When Sobel came to CIP, he spoke little Portuguese. ”He very quickly found the best way to learn a language was to have a girlfriend, and so he got one,” Ickowicz said. “He never lost his heavy American accent, and I think he keeps it now because it’s part of his charm. He wants people to know he’s American.”
Sobel went on to revitalize the CIP with a school, social events for young people and classes for the elderly, Ickowicz said. The once-fading congregation now has more than 1,800 families.
”I was blown away by the attendance,” said World Jewish Congress Secretary General Stephen Herbits of a visit to CIP. “He’s like a superstar, so warm and engaging.”
Sobel’s charisma helped him lead the World Jewish Congress’ interfaith work in Latin America and move past painful historic scars.
In 2003, he convinced members of the synagogue — started in the 1930s by Jews fleeing the Nazis — to accept a visit from Germany’s then-foreign minister, Joschka Fischer.
”No one else could have done it,” said Maram Stern, deputy secretary general of the World Jewish Congress. “To ask Jewish kids to sing in front of a German foreign minister you have to be strong. . . . If any other rabbi had tried to do it, they would have killed him.”

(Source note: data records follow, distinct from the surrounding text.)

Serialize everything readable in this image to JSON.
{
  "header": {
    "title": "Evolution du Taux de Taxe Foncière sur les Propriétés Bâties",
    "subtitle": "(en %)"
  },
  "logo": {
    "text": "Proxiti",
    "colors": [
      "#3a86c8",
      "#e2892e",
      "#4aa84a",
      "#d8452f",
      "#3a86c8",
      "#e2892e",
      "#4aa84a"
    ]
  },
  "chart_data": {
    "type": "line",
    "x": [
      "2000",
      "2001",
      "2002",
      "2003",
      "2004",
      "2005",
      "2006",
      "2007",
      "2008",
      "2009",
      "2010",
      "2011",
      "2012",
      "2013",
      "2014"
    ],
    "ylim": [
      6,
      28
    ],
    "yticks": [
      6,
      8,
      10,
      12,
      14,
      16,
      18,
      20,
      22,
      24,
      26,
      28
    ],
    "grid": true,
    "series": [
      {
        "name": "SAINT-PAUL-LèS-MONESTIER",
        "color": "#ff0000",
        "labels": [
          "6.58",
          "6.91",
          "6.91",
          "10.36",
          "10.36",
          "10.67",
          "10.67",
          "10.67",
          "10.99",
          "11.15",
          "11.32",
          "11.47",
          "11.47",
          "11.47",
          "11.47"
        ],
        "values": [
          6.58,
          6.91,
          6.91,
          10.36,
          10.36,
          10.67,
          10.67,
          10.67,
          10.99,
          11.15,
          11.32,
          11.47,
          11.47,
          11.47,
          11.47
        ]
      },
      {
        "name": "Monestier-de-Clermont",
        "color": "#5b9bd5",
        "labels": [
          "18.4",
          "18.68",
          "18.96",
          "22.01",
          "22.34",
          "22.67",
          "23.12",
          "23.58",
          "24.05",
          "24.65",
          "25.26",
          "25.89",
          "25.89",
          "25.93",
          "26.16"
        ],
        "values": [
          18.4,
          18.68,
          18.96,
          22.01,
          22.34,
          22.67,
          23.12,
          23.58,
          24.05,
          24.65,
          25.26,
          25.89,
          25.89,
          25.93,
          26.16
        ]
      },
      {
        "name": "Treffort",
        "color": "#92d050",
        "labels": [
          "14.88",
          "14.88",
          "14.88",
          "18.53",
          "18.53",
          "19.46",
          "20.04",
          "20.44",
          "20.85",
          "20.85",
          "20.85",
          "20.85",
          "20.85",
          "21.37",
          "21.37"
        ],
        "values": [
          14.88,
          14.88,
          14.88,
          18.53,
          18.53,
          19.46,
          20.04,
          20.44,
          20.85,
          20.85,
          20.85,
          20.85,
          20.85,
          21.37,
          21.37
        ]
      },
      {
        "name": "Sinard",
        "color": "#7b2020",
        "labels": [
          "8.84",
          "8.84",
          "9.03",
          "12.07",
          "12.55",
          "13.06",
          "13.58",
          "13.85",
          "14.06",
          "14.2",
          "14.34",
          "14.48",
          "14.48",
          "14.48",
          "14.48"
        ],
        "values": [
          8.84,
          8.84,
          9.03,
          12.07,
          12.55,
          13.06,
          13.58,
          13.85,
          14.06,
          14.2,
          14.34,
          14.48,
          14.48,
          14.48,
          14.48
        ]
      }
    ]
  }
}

Sobel is not popular with everyone. He was censured by the synagogue’s board in 1993 for using a Playboy magazine interview to question the practice of celibacy for priests, statements that angered many Catholics. More conservative Jewish factions have taken issue with his focus on interfaith work, and in 2000, he survived an attempt by the board to remove him.
Those who admire Sobel insist he should continue to lead CIP despite his arrest.
”If he did that, it’s wrong, but everyone is human,” said Aventura resident Paula Klein, who Sobel converted to Judaism. “CIP is his life, and I don’t think they can find someone else who can possibly replace him. I can’t imagine CIP without him.”